C
cendere
Ziyaretçi
Yeni öğretim yılına Nietzsche'den selam getirdim
Bilenleriniz biliyor, Yusuf Kaplan, Külliyat Yayınları adında bir yayınevinin kurulmasına öncülük ederek Doğu ve Batı klasiklerini temiz tercümeler eşliğinde okuyucuya ulaştırıyor.
Çok hoş bir tesadüfle yayınevinin bana göndereli neredeyse iki ay olduğu Nietzsche'ın “Putların Alacakaranlığında” adlı kitabını okudum birkaç gün önce. Okumaya başlamadan önce tadımlık bir sayfa açtım. Kitapla buluşup bulaşamayacağıma tadımlık sayfaların lezzeti karar verir çoğu zaman. Özellikle tercüme bir kitap söz konusuysa.
Nitezsche sesi gür çıkan bir filozoftur. Filozofun sesine çevirmenin sesi de karışınca güzel bir kitap çıkmış ortaya. İki gecede bitirdim.
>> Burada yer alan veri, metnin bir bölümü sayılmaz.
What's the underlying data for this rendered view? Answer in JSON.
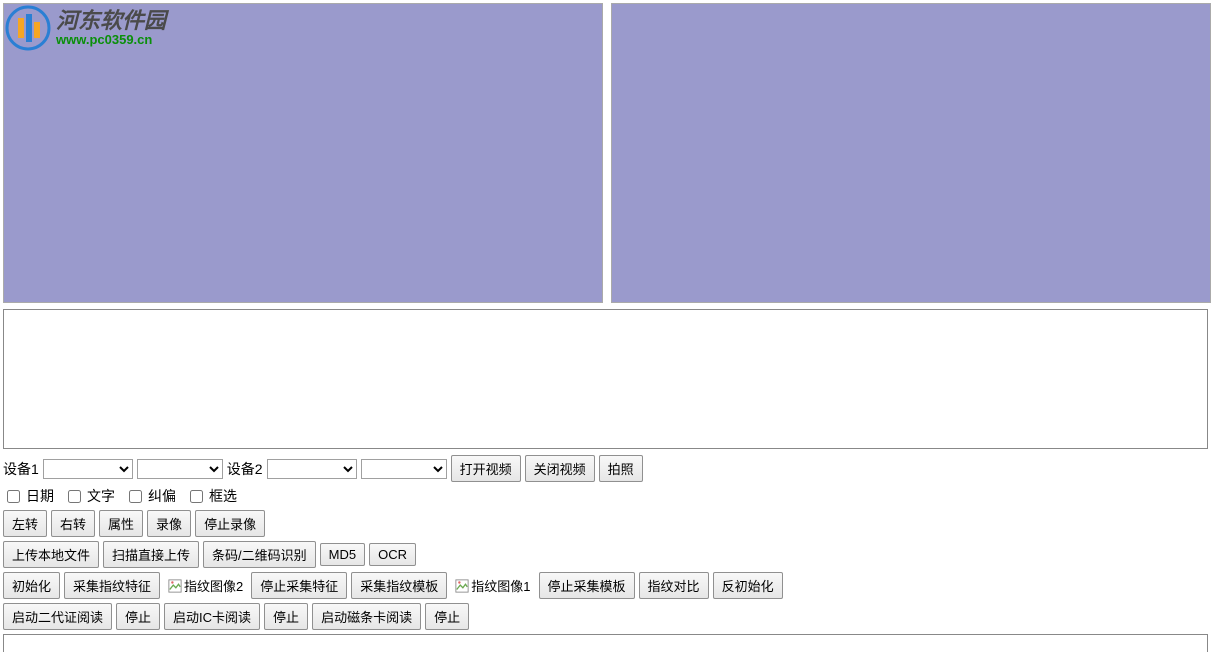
{
  "watermark": {
    "title": "河东软件园",
    "url": "www.pc0359.cn"
  },
  "device_row": {
    "label1": "设备1",
    "label2": "设备2",
    "btn_open": "打开视频",
    "btn_close": "关闭视频",
    "btn_capture": "拍照"
  },
  "checkboxes": {
    "date": "日期",
    "text": "文字",
    "deskew": "纠偏",
    "select": "框选"
  },
  "rotate_row": {
    "left": "左转",
    "right": "右转",
    "attr": "属性",
    "record": "录像",
    "stop_record": "停止录像"
  },
  "upload_row": {
    "upload_local": "上传本地文件",
    "scan_upload": "扫描直接上传",
    "barcode": "条码/二维码识别",
    "md5": "MD5",
    "ocr": "OCR"
  },
  "finger_row": {
    "init": "初始化",
    "collect_feature": "采集指纹特征",
    "img2_alt": "指纹图像2",
    "stop_feature": "停止采集特征",
    "collect_template": "采集指纹模板",
    "img1_alt": "指纹图像1",
    "stop_template": "停止采集模板",
    "compare": "指纹对比",
    "deinit": "反初始化"
  },
  "reader_row": {
    "id_read": "启动二代证阅读",
    "stop1": "停止",
    "ic_read": "启动IC卡阅读",
    "stop2": "停止",
    "mag_read": "启动磁条卡阅读",
    "stop3": "停止"
  }
}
Postmodern düşüncenin babası sayılan Nietsche'nin özellikle kendi ırkı Almanlara ve hiç hazzetmediği İngilizlere dair söylediği sözler çok çarpıcı. Ama müsaadenizle ben bu sözlerden değil de filozofun eğitim üzerine söylediklerinden bir izlek oluşturmak istiyorum. Malum dün 2008-2009 öğretim yılına başladık. İstanbul Büyükşehir Belediyesi öğrencilerin okullarına vaktinde ve kolaylıkla ulaşabilmesi için ulaşım seferberliği ilan etti.
Milli Eğitim Bakanlığı öğrencilerin kılık kıyafeti konusunda eski disiplini terkederek rahat etmelerini sağlamaya çalışıyor.
Şekilsel olarak her sene yeni uygulamalar giriyor devreye. Mesela ilk defa geçen sene ilkokul birinci sınıf öğrencileri, okula bir hafta önce başlayarak sakin bir ortamda mekan ile tanışma imkanı buldular. Pek üzerinde durulmadı belki ama bu son derece yerinde bir uygulama.
Şekil üzerinden kavga etme kabiliyetimizin “yüksek”liğinden olsa gerek bu konuda pek hızlı hareket edebiliyoruz. Lakin mesele işin ruhunu değiştirmek olduğunda yollar aniden tükeniyor.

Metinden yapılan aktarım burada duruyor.